Fast Adversarial Training against Textual Adversarial Attacks

Yichen Yang,Xin Liu,Kun He
2024-01-23
Abstract:Many adversarial defense methods have been proposed to enhance the adversarial robustness of natural language processing models. However, most of them introduce additional pre-set linguistic knowledge and assume that the synonym candidates used by attackers are accessible, which is an ideal assumption. We delve into adversarial training in the embedding space and propose a Fast Adversarial Training (FAT) method to improve the model robustness in the synonym-unaware scenario from the perspective of single-step perturbation generation and perturbation initialization. Based on the observation that the adversarial perturbations crafted by single-step and multi-step gradient ascent are similar, FAT uses single-step gradient ascent to craft adversarial examples in the embedding space to expedite the training process. Based on the observation that the perturbations generated on the identical training sample in successive epochs are similar, FAT fully utilizes historical information when initializing the perturbation. Extensive experiments demonstrate that FAT significantly boosts the robustness of BERT models in the synonym-unaware scenario, and outperforms the defense baselines under various attacks with character-level and word-level modifications.
Computation and Language,Artificial Intelligence
What problem does this paper attempt to address?

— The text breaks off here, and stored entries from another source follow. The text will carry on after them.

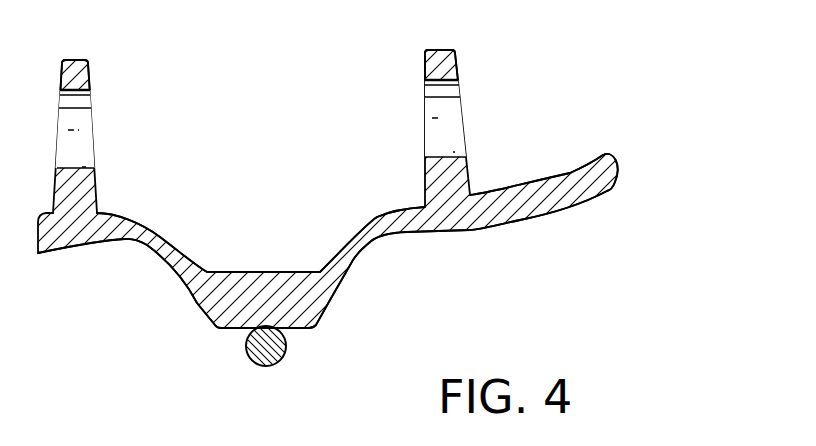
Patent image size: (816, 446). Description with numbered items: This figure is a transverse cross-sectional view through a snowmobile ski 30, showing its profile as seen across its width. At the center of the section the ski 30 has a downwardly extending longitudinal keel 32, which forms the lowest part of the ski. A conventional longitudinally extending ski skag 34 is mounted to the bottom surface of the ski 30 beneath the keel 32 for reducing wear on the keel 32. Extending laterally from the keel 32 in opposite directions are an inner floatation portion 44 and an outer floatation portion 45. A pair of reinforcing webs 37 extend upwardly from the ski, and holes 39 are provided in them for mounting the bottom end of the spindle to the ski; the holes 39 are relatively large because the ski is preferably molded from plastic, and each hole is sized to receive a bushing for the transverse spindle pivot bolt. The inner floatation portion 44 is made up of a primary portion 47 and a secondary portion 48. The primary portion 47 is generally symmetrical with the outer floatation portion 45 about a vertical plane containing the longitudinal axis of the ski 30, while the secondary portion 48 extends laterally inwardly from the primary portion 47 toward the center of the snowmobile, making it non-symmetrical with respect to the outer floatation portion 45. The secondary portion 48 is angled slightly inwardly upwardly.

The ski 30 is at (574, 236).
The keel 32 is at (330, 298).
The ski skag 34 is at (256, 366).
The reinforcing webs 37 is at (92, 72).
The holes 39 is at (85, 137).
The inner floatation portion 44 is at (542, 221).
The outer floatation portion 45 is at (126, 242).
The primary portion 47 is at (405, 233).
The secondary portion 48 is at (607, 193).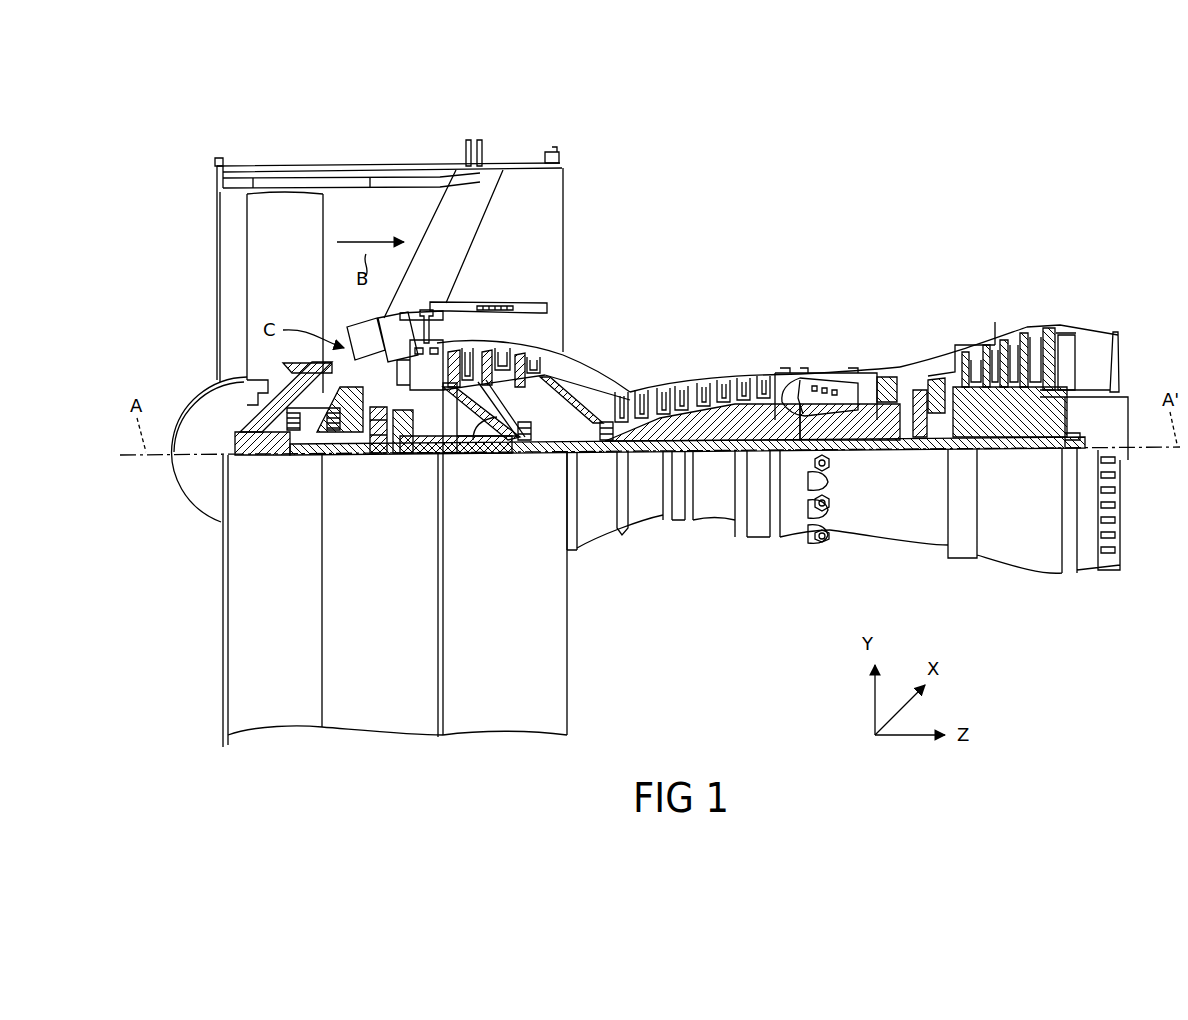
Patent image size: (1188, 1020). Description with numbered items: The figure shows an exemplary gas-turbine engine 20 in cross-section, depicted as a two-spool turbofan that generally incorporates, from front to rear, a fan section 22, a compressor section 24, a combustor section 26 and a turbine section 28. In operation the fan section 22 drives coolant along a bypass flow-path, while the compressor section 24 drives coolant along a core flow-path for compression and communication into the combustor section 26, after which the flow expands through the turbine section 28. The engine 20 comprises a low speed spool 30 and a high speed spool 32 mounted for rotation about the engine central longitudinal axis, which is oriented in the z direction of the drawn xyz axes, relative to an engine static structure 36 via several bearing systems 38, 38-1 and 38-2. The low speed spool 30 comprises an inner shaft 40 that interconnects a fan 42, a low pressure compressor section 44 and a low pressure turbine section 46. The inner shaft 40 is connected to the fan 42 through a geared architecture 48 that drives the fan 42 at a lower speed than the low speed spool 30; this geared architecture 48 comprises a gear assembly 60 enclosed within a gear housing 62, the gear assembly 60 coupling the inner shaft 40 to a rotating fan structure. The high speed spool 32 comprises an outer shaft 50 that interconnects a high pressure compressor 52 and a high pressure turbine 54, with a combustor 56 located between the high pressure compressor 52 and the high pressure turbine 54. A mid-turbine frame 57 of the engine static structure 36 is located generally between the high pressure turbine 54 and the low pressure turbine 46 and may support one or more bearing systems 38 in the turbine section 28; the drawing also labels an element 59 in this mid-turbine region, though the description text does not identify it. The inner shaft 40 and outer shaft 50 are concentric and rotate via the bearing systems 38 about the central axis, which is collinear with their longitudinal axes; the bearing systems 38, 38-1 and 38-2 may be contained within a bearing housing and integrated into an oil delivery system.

The gas-turbine engine 20 is at (866, 196).
The fan section 22 is at (428, 151).
The compressor section 24 is at (440, 266).
The combustor section 26 is at (870, 266).
The turbine section 28 is at (1065, 266).
The low speed spool 30 is at (720, 458).
The high speed spool 32 is at (756, 415).
The engine static structure 36 is at (376, 716).
The bearing system 38 is at (918, 446).
The bearing system 38-1 is at (293, 434).
The bearing system 38-2 is at (521, 455).
The inner shaft 40 is at (584, 456).
The fan 42 is at (285, 292).
The low pressure compressor section 44 is at (505, 355).
The low pressure turbine section 46 is at (1003, 345).
The geared architecture 48 is at (401, 465).
The outer shaft 50 is at (818, 441).
The high pressure compressor 52 is at (689, 415).
The high pressure turbine 54 is at (888, 375).
The combustor 56 is at (815, 395).
The mid-turbine frame 57 is at (925, 378).
The vane 59 is at (935, 400).
The gear assembly 60 is at (420, 437).
The gear housing 62 is at (398, 405).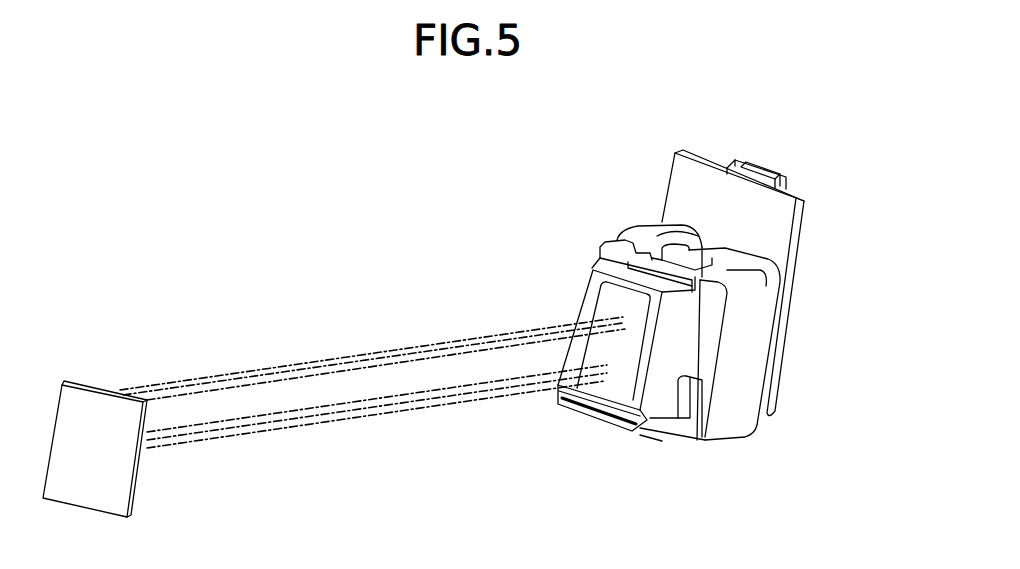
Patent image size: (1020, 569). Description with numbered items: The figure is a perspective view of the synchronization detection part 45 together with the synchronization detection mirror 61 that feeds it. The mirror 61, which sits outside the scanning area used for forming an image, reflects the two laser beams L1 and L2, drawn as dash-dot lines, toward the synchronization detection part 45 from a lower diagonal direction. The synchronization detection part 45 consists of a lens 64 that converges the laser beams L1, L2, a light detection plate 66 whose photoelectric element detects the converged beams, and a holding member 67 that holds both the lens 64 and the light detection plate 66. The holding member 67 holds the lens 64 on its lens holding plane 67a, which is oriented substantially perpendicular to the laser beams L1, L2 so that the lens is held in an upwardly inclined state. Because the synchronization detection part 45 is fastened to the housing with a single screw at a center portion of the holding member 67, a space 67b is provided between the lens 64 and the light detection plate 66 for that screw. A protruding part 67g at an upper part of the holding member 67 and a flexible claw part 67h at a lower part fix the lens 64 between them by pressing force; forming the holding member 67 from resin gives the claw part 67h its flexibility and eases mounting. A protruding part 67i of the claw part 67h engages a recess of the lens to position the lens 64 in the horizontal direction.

This paper focuses on the efficiency and effectiveness of adversarial training (AT) in natural language processing (NLP) models, particularly in scenarios where synonym information is not available. Most existing defense methods assume prior knowledge of the synonyms that attackers may use, which is impractical. The paper proposes the Fast Adversarial Training (FAT) method, which operates in the embedding space, to accelerate the training process by generating adversarial perturbations through one-step gradient ascent and initializing the perturbations using historical information. The study observes that for NLP models, adversarial perturbations generated through one-step and multi-step gradient ascent are similar. Therefore, FAT adopts one-step gradient ascent to improve training efficiency. Additionally, the paper finds that the perturbation direction for the same training sample remains similar across consecutive training epochs. Hence, FAT utilizes this historical information to initialize the perturbations and make full use of the training data history. The paper points out that traditional adversarial training methods, such as PGD-AT, are inefficient for large pre-trained models like BERT due to the need for multiple iterations to generate adversarial samples. In contrast, FAT reduces the number of iterations, allowing for more training epochs within a limited time and thereby enhancing the model's robustness. Experimental results demonstrate that FAT significantly improves the robustness of the BERT model against attacks at different model visibilities and granularity levels, outperforming various defense baseline methods. The paper also proposes a variant method, FAT-I, to further accelerate the training process with minimal loss in model robustness. In summary, the main contributions of the paper include: 1. Introducing the FAT method, which accelerates adversarial training through one-step gradient ascent and optimizes model robustness using historical information. 2. Introducing FAT-I, which increases training efficiency by reducing the perturbation update frequency for each training sample. 3. Providing an easy-to-apply and effective adversarial defense solution in the realistic "synonym unknown" scenario, with the best robustness performance against various advanced attacks.